Later on, Marty references Geoffrey Stone, whose comments on religion in the Supreme Court over the past several years have often been cited. In 2007, the University of Chicago law professor created some controversy when he pointed out that religious belief may have swayed the Court’s ruling in Gonzales v. Carhart and his analysis of Catholic Justices on the Court after Sotomayor was appointed.
However, Stone’s recent statements that religion should not be a focus in the selection process prompts Marty to ask:
“Can the one who makes an appointment satisfy the people called Protestant? Most are, top to bottom, at odds with each other. From a satellite distance, they come in three large tribes: ‘Mainstream’ or ‘mainline,’ ‘Evangelical,’ and ‘African-American.’ Most citizens in any of these three groups will neither say ‘Hurrah for our side!’ nor feel represented by any representative of the other two.
Thus would evangelicals Charles Colson, James Dobson, or Marvin Olasky, who enthused about the ill-fated appointment of ‘evangelical’ Harriet Miers during the Bush administration, have been satisfied with any mainstream sort, and vice versa?
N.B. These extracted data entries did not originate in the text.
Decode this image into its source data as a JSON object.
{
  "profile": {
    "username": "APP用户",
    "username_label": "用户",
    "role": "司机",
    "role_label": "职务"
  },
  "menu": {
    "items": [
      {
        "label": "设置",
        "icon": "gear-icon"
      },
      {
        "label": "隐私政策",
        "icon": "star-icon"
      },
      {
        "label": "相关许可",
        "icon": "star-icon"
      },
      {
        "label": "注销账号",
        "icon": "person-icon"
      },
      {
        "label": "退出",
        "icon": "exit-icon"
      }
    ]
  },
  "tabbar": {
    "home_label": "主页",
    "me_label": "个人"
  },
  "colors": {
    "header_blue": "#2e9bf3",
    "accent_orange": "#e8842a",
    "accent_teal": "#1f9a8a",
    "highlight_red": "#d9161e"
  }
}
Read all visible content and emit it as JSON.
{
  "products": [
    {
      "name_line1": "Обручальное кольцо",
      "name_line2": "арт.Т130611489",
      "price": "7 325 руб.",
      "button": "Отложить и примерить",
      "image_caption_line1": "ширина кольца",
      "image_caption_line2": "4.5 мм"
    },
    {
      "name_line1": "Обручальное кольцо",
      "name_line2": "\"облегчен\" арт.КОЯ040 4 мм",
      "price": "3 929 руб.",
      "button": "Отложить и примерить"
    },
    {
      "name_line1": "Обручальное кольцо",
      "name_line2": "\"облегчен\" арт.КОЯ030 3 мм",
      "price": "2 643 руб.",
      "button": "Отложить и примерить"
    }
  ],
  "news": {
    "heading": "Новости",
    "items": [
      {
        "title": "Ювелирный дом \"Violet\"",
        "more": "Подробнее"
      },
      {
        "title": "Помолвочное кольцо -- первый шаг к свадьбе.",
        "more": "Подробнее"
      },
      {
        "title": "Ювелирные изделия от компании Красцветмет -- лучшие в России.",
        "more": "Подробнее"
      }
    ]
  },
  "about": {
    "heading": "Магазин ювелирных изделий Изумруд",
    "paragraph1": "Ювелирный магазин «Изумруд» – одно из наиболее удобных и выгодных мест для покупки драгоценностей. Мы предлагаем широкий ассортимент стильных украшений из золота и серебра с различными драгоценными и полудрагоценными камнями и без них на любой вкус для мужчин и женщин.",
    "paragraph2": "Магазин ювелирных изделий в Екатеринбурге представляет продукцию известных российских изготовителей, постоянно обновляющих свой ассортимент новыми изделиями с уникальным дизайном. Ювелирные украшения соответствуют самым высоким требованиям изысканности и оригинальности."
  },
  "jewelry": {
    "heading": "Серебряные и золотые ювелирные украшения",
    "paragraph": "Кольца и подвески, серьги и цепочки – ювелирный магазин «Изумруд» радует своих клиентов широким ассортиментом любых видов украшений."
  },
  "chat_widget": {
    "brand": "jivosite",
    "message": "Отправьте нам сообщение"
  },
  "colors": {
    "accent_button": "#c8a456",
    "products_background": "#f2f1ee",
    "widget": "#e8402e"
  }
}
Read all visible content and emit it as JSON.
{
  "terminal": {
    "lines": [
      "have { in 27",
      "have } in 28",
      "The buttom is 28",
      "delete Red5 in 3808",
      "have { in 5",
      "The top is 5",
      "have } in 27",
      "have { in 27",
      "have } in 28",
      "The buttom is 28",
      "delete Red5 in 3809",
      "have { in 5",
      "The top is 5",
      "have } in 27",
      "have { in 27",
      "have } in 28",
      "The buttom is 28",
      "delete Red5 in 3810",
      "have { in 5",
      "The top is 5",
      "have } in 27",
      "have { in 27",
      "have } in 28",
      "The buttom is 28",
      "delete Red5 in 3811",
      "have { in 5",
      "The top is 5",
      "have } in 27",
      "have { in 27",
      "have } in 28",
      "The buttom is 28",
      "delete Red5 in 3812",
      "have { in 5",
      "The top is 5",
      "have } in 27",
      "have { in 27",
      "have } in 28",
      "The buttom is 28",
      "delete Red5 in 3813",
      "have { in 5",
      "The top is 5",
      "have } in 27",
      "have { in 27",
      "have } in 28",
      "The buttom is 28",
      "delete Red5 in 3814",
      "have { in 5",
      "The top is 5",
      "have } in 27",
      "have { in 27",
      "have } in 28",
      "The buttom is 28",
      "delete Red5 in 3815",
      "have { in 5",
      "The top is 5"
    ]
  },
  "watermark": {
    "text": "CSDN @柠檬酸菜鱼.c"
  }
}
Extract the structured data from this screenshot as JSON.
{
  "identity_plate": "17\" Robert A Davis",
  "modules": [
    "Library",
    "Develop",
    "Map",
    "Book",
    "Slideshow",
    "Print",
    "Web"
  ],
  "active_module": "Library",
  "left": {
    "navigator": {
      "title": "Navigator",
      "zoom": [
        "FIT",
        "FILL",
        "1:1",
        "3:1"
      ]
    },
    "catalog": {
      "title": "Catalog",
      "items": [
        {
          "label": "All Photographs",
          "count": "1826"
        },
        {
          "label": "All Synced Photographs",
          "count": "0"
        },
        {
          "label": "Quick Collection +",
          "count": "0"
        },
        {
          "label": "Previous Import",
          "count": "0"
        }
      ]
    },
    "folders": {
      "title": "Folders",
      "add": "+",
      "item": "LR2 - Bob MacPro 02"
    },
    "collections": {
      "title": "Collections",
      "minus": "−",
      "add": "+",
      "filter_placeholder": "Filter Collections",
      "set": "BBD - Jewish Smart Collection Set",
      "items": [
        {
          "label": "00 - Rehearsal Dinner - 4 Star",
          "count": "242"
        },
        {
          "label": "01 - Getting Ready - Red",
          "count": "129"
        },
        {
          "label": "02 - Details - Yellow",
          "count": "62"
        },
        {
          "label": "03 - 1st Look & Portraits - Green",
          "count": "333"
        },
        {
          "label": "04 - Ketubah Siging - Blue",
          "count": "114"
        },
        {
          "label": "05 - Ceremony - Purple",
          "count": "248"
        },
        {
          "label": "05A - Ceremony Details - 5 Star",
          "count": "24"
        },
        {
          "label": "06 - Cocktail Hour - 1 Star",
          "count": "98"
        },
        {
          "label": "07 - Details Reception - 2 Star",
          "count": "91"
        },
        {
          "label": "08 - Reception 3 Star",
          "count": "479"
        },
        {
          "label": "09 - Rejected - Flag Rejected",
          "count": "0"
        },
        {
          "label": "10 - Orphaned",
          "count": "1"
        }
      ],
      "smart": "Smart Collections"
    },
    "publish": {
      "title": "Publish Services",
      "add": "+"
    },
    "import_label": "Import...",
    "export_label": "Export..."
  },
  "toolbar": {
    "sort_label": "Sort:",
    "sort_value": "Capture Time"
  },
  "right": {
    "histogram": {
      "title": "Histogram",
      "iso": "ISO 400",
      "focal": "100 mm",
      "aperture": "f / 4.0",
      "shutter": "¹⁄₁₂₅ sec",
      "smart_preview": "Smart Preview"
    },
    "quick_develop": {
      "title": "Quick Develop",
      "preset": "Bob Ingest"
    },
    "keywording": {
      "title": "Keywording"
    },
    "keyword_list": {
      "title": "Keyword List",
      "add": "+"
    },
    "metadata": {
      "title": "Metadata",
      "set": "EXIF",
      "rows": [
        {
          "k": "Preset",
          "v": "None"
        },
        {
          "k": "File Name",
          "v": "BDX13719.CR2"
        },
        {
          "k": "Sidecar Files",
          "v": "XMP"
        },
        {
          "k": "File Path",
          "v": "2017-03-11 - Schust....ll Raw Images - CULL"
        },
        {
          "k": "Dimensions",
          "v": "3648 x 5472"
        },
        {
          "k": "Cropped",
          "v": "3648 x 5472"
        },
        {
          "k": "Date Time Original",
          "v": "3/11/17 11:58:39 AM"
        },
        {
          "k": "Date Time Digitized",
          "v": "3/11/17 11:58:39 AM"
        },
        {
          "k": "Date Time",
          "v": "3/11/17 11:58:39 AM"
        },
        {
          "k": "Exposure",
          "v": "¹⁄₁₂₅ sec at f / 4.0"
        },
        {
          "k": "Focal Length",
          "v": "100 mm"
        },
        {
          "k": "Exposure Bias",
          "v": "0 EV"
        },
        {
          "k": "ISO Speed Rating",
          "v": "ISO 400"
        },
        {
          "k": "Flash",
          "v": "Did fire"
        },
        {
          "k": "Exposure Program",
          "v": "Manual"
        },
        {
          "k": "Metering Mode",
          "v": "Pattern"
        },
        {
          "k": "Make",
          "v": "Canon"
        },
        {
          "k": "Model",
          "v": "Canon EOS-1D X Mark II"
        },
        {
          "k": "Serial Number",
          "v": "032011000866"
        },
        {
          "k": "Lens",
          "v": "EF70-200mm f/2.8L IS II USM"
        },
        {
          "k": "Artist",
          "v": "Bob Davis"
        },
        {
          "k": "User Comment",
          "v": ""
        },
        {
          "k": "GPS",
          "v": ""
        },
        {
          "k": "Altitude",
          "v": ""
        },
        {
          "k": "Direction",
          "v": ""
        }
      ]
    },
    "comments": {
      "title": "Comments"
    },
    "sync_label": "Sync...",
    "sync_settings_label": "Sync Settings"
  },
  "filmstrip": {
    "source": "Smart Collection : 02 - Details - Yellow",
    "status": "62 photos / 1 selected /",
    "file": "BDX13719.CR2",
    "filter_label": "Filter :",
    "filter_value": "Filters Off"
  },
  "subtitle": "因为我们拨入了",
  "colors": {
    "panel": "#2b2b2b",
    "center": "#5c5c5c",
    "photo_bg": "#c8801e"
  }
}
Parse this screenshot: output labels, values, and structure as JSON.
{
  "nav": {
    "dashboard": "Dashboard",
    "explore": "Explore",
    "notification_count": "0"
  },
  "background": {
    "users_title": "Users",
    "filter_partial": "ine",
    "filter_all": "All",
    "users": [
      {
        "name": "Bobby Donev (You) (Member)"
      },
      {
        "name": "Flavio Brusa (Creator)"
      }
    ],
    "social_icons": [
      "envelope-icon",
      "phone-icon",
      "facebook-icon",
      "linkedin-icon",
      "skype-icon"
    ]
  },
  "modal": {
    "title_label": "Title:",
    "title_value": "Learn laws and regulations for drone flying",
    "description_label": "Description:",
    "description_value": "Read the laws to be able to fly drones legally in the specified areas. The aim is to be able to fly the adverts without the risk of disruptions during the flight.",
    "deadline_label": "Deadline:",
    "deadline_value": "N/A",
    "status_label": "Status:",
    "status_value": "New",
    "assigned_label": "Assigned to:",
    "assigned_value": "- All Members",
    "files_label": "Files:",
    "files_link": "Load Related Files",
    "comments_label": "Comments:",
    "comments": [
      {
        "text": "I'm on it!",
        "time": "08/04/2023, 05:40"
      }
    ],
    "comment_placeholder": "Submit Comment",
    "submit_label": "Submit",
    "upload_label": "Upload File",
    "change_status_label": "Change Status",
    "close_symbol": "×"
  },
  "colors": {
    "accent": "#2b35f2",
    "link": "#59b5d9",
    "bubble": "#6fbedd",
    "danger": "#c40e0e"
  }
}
Stone has only two criteria, or wishes, for the next appointment: The nominee ‘must have the intellect, temperament and experience necessary to fulfill the responsibilities,’ as many Protestants do and other Protestants don’t; and he or she ‘should have the vision of the law…that is consonant with the president’s own aspirations.’ For Stone, that should be it – but no one expects that will be.”
I had started my research thinking I had a point of view, but sifting through different analyses I find myself more confused than ever with this complex issue. I welcome any sources or ideas that you’ve found that helps illuminate the topic!